To this end, Mosaiko does not limit itself to “the management of everyday life,” nor does it intend to “work for” but “work with” the different participants in Angolan society, adopting a working strategy that encompasses constructive dialogue and the positive transformation of precarious situations involving various social actors.
Based on the outskirts of Luanda, but working in collaboration with various local groups, Mosaiko develops its operations in most provinces of Angola.
An Angolan society that promotes citizenship and respects human rights.
The production and dissemination of rigorous and contextualised studies grounded in social research and developed in training courses to enable different social actors to build a culture of human rights in Angola.
To promote a more conscious and active citizenship that contributes to a culture of accountability through the exercise of rights and duties by different social actors.
“God continually draws men from darkness toward the light of the Good News of Jesus Christ. He always called men and women to worship him and to proclaim His name. Dominic of Guzman heard this appeal in the cries of men and women of his time and responded with a message of hope and liberation. Right from the start, there were some who followed in his footsteps. Today, Dominicans are aware, as was St. Dominic, of the needs of the times. […] We are open to the world, celebrating the goodness of creation, and are encouraged to use our freedom and to develop the gifts God has given us”.
(Bologna Document, 1983)
Since its foundation in the thirteenth century, the Order of Preachers (Dominicans) has been dedicated to preaching the Word of God and to promoting the Human Being as an entity. The fundamental dimensions of its charisma – community life, prayer, and continuous and systematic study of the Word of God, as well as the Social Sciences and Humanities – are totally oriented toward preaching and the promotion of human life. Since the beginnings of the Order, this role has been shared by different groups – nuns, brothers, sisters and lay persons – constituting in this way a Dominican family that performs its task in complementarity.
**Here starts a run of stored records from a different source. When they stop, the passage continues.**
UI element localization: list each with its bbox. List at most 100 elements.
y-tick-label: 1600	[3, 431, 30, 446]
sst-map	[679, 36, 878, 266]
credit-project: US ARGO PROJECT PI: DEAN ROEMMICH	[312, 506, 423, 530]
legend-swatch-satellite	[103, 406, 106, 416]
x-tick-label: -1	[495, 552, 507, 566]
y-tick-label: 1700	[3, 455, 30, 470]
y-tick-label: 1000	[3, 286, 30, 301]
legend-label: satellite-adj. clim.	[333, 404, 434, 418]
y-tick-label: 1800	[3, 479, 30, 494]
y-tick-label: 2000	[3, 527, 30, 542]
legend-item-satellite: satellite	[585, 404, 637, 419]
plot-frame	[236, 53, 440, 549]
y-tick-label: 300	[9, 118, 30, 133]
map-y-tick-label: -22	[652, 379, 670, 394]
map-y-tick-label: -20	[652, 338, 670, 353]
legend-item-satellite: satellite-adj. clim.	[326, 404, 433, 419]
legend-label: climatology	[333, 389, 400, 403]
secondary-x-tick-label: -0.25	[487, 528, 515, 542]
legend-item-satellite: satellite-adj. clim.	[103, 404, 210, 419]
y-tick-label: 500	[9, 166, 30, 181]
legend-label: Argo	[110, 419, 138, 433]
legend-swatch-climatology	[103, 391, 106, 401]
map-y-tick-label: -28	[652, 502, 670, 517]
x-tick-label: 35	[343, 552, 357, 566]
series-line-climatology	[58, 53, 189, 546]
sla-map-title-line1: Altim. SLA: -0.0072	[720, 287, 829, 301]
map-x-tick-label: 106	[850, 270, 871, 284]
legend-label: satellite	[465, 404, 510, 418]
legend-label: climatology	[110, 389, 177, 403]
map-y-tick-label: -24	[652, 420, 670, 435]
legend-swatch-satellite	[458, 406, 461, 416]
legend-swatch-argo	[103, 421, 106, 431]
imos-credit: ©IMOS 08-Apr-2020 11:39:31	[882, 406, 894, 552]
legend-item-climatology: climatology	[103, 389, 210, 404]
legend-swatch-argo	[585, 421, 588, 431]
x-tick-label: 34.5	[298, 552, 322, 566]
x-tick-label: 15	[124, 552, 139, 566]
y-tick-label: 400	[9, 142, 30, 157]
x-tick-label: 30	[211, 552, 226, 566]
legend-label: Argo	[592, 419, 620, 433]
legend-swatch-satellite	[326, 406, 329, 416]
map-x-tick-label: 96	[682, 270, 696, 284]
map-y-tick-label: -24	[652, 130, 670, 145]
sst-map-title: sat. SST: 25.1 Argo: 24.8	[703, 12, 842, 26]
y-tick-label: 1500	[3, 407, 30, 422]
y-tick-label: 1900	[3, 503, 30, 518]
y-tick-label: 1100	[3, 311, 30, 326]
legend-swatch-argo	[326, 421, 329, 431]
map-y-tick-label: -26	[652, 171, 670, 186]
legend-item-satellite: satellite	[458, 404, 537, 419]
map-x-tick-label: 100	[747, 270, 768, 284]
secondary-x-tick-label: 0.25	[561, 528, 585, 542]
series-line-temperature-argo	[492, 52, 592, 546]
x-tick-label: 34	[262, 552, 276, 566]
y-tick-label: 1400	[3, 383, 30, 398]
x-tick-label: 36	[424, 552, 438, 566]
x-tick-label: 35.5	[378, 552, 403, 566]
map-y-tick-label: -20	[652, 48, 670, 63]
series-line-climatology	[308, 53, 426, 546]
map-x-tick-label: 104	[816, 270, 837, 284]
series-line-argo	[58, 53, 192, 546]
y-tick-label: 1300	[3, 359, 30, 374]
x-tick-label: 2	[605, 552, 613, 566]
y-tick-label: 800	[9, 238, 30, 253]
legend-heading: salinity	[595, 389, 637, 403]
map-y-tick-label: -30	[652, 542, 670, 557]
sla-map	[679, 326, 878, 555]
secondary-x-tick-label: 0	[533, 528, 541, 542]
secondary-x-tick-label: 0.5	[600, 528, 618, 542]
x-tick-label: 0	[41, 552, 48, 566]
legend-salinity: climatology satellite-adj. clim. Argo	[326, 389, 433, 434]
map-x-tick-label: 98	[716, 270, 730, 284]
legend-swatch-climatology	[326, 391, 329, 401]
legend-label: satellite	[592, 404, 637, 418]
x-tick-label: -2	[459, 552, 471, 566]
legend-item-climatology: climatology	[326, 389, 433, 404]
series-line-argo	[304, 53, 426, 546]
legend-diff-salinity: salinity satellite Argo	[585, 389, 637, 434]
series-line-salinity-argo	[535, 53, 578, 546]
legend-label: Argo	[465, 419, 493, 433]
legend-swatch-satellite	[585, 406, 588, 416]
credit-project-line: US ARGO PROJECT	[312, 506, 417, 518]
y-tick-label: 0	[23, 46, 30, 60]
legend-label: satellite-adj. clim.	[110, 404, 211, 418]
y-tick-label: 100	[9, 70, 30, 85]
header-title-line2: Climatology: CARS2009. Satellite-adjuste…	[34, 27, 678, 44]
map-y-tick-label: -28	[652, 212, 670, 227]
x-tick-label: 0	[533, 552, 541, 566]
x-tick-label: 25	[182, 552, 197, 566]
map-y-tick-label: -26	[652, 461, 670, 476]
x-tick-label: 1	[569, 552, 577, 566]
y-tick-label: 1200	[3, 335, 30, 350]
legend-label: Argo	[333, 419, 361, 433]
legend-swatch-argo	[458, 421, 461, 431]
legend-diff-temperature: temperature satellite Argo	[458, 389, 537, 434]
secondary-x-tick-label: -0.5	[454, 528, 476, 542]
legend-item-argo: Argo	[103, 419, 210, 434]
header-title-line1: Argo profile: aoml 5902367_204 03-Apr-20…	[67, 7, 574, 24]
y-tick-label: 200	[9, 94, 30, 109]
Throughout its history, this way of living has inspired generations to carry out anonymous works, with some initiatives and figures standing out. For instance, in the thirteenth century, the first University of Paris operated in the newly founded priory of the Dominicans; in the troubled fourteenth century, a lay Dominican, Catherine of Siena, played an important role in European politics by convincing the Pope to return to Rome; in the sixteenth century, in the heart of the New World, Bartolome de las Casas introduced anti-slavery preaching to a small Dominican community, and later, as a Dominican, began a relentless fight in favour of the native populations; during this period, another Dominican, Francis Vitoria, a teacher at the University of Salamanca, laid the groundwork for what would become international law; more recently, in the twentieth century, French Dominican, Louis-Francois Lebret (who drafted the encyclical “Populorum Progressio”) launched the ‘Economy and Humanism’ movement, dedicated to cooperation and development.
It is in this multi-secular tradition that the Dominicans in Angola were inspired to create Mosaiko | Institute for Citizenship.
To achieve its mission, Mosaiko | Institute for Citizenship has a qualified, young, and dynamic multidisciplinary team, with a strong sense of social commitment.
Team-members are always striving to learn and improve each day. They combine different skills, specialisations, sensibilities, and religious beliefs, … for the construction of a multi-faceted culture of human rights in Angola.